Each of the 500-or-so competitors taking part in the fourth instalment of the Games in Sydney has their own unique story surrounding their journey to the competition in the first place.
But the Invictus Games isn’t just a place for sharing extraordinary experiences; as these last few days have shown, this is somewhere even more are created.
Earlier in the week there was the story of wheelchair tennis athletes Paul Guest and Edwin Vermetten, who sang the Frozen song ‘Let It Go’ to help Guest – who has suffered from PTSD – after he became unsettled upon hearing a helicopter.
Then there was the incredible moment the Australian wheelchair rugby team passed the ball to tetraplegic New Zealand athlete George Nepata to score a try in the final, before swimmer Dean Knobel proposed to his girlfriend having just received his relay gold medal.
There has been plenty of canine love throughout the tournament as well, with 12 service dogs helping the athletes cope with the noise and excitement of the competition, including a Labrador called Tank who defied the rules to accompany powerlifter Ben Farinazzo onto the stage and calmed him to such an extent that he set a new personal best.
Being such a new competition, another huge positive about the Invictus Games is the high proportion of female athletes, especially considering they are still a minority in many Armed Forces – only this week have women been given the opportunity to apply for any British military combat role, including in the SAS.
It’s one of these women too who really caught my attention this week – Debbie O’Connell.
Just a year after joining the King’s Troops Royal Horse Artillery, O’Connell suffered a bad fall from her horse that broke her collarbone.
While this is an injury many have suffered and been able to recover fully, the former Army Reservist was incredibly unlucky as the bone broke in four places, with the damage so bad her left arm was paralysed.
It was the relatability of the mechanism behind the injury that really struck a chord – while the effects of catastrophic wounds caused by gunfire, bombs and mines are obviously devastating, it is a position very few of us will find ourselves in due to their relatively rare nature.
However falling off a horse is something many of us could do at anytime and really reinforces the message that injuries in the army don’t just happen on tours – they can quite easily happen at home too.
As O’Connell told Lincolnshire Live before the Games started, the fallout caused by the fall was not just severe physically, but mentally too.
“After my injury, I hit a time low,” she said.
“I had lost my job and my whole life changed.

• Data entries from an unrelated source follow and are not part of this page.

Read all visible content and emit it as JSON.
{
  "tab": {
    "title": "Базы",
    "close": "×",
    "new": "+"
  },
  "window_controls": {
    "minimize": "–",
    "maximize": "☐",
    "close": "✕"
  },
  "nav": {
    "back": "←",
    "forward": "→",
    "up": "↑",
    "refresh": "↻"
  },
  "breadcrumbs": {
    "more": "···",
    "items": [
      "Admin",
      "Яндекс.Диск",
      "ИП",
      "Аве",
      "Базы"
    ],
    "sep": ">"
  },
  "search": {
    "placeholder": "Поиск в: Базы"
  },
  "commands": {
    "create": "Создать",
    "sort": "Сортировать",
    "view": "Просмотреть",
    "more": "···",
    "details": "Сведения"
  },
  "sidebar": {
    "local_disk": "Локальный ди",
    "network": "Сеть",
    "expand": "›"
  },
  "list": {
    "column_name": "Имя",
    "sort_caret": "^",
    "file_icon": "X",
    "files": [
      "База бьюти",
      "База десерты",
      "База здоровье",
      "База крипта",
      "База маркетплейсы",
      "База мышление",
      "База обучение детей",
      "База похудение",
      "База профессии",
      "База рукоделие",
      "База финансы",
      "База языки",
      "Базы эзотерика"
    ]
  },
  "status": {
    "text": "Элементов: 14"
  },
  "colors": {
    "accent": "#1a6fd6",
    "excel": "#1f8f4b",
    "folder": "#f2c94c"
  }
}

I went from riding horses and working as a fitness instructor to having to come to terms with not being able to use my left arm.
“You take your limbs for granted until you lose the use of them.
“It’s very daunting and simple tasks like turning on a tap and holding a pot or kettle underneath at the same time is impossible. Even brushing your hair becomes a challenge.”
Compare this with the interview she gave BBC Get Inspired earlier this week though and you can see not just how much sport has helped O’Connell deal with her situation, but how it has changed her life for the better.
The Lincoln Wellington AC athlete kicked off the tournament in superb fashion by winning two golds on the opening day in different sports, firstly on the bike and then in the 100m.
Such an achievement would be lauded if a full-time athlete had completed it – as Kadeena Cox experienced at Rio 2016 – but for someone who only started training for the event late last year it was just remarkable.
What was even more impressive though was the way she spoke in the BBC Get Inspired video shown after her successes proving that, no matter what happens in your life, there is always light at the end of the tunnel and that sport can help you get there.
“You think ‘No, this isn’t going to define me. This isn’t going to be who I am.’
“I’m still Debbie. I’m not Debbie with the broken arm.
“I’m going to show everybody else out there that just because my arm doesn’t work doesn’t mean that I have to give up my whole life, my ambitions, my goals and my aims.”